The Distance Formula is a valuable tool in coordinate geometry for determining the distance between two points in a plane. This formula arises from the Pythagorean theorem and is expressed as follows: for two points \( (x_1, y_1) \) and \( (x_2, y_2) \), the distance \( d \) between them is given by:\[d = \sqrt{(x_2 - x_1)^2 + (y_2 - y_1)^2}\]The formula calculates the straight-line distance, known as the Euclidean distance, between the two points.
This direct application of the Pythagorean theorem helps in various geometrical problems, such as determining the length of a line segment, finding the radius of a circle with a given center, or verifying geometric properties of figures.

• It is important to correctly substitute the coordinates into the formula.
• Ensure that the computations inside the square root are simplified accurately.

In our exercise, we used this formula to calculate the distances \( PM \), \( MQ \), and \( PQ \), allowing us to deduce properties of the points \( M \), \( P \), and \( Q \) in the context of a line segment.

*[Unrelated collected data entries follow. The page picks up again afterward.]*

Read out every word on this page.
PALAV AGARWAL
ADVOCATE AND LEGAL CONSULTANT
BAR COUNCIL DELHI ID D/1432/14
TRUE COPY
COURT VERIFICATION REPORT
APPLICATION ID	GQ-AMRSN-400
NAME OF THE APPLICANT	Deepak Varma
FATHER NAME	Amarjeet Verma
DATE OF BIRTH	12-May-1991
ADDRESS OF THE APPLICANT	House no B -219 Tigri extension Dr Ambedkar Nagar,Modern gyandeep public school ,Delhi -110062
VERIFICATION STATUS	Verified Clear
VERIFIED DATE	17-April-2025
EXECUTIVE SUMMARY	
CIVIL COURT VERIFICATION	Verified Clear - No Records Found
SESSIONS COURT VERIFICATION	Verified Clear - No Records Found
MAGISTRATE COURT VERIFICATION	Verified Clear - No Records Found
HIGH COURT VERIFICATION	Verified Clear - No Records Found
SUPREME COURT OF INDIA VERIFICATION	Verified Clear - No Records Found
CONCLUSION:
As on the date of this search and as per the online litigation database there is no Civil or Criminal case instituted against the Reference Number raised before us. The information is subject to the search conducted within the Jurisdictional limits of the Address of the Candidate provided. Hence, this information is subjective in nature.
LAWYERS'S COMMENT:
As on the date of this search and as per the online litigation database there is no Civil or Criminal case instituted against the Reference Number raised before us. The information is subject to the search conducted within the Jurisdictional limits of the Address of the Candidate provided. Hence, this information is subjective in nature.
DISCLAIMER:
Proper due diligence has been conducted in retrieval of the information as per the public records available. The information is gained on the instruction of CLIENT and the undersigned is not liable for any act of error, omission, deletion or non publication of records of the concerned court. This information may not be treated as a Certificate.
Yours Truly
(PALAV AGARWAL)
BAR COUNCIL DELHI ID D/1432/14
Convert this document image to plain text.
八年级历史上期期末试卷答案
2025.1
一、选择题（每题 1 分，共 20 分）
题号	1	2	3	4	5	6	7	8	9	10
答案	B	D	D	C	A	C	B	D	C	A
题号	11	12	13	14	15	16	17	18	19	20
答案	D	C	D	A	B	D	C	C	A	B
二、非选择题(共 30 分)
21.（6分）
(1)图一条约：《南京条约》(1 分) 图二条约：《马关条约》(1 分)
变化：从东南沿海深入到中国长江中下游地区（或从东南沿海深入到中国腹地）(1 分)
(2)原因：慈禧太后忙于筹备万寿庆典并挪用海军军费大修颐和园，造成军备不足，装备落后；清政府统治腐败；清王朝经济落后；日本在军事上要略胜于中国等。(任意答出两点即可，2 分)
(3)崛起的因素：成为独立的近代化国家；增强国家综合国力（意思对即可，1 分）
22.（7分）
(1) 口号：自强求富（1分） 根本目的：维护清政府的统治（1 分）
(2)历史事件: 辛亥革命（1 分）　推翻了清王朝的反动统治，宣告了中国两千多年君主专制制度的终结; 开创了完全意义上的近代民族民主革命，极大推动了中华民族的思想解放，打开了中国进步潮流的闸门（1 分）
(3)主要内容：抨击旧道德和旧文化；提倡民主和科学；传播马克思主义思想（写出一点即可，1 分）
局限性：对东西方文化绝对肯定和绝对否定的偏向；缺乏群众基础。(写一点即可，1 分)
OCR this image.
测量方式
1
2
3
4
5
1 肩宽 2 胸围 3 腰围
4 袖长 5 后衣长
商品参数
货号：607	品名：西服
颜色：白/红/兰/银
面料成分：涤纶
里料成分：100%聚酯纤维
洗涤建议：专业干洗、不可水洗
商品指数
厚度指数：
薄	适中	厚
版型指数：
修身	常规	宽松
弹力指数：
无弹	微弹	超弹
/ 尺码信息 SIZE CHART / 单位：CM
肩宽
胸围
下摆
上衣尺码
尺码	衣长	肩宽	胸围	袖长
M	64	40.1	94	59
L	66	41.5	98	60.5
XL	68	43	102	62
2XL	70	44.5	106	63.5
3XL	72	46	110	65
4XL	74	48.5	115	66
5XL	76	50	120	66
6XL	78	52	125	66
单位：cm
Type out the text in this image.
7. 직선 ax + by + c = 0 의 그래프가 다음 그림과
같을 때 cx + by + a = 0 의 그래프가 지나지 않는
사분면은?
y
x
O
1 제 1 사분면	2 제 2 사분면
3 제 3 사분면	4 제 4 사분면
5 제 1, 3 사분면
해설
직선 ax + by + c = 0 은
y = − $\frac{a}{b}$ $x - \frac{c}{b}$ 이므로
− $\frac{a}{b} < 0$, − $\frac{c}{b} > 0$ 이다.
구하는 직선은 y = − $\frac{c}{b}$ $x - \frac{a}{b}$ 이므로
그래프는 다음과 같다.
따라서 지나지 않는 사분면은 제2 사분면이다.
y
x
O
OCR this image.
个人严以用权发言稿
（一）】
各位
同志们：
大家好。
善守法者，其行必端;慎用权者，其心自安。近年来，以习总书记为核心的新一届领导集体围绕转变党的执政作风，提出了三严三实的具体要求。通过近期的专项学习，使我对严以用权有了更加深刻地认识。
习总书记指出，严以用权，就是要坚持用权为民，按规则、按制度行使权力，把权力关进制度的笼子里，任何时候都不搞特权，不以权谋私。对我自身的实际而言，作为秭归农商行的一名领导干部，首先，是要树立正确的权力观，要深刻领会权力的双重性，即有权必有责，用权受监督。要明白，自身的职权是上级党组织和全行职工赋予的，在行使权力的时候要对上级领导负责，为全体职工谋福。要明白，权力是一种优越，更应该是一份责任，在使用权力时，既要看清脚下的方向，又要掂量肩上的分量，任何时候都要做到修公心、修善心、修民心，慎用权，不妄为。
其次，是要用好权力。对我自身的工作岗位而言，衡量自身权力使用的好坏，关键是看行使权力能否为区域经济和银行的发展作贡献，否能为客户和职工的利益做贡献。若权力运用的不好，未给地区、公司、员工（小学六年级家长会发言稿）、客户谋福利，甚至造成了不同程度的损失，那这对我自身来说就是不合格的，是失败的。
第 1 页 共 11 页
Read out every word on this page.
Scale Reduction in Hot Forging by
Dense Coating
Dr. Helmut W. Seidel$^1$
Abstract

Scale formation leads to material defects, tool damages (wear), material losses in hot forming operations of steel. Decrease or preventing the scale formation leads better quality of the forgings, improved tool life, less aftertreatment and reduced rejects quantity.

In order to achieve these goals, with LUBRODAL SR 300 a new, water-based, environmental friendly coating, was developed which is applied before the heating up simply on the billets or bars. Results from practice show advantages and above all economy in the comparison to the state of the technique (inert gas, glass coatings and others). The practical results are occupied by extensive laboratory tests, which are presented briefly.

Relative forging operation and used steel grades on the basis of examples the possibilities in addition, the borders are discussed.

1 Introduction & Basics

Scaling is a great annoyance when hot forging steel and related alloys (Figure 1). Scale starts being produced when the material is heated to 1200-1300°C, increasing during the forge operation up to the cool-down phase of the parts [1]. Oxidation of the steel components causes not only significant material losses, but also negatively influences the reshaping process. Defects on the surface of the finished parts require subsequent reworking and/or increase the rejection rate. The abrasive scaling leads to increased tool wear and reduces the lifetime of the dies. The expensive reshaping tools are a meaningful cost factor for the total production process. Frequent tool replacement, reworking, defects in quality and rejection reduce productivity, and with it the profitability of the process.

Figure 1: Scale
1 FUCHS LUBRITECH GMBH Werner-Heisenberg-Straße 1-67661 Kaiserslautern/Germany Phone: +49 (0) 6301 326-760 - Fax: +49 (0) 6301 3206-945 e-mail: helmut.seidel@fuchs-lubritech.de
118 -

The Midpoint Theorem states that the midpoint of a line segment is the point that divides the segment into two equal halves. If you have a line segment connecting points \( P(x_1, y_1) \) and \( Q(x_2, y_2) \), the coordinates of the midpoint \( M \) can be determined using the following formula:\[M = \left( \frac{x_1 + x_2}{2}, \frac{y_1 + y_2}{2} \right)\]This formula calculates the arithmetic mean of the coordinates, effectively finding the "center" of the line segment.
In context, the midpoint has several applications in geometry and related fields:

• Determining whether a point is centrally located within a given segment.
• Helps in finding lines or shapes' symmetrical properties.

In the exercise example, to prove that \( M \) is indeed the midpoint of \( \overline{PQ} \), we first calculated that \( M \) is equidistant from both \( P \) and \( Q \). Thus, satisfying the conditions set by the Midpoint Theorem, indicating \( M \)'s position as the center.

A line segment is one of the fundamental concepts in geometry, representing the shortest path between two points. It connects two endpoints, containing all the points in between based on the straight line principle. In coordinate geometry, line segments can be analyzed using their endpoints to determine various attributes, such as length and midpoint.

• The length of a line segment is calculated using the Distance Formula.
• The midpoint can be determined using the Midpoint Theorem.

Understanding these properties is critical in solving complex geometric problems.
In our exercise, using the endpoints \( P \) and \( Q \), we applied these formulas to demonstrate the center point \( M \) is equidistant, thereby classifying \( M \) as the midpoint of the segment \( \overline{PQ} \). This understanding is crucial in establishing symmetry and balance within geometrical shapes and forms.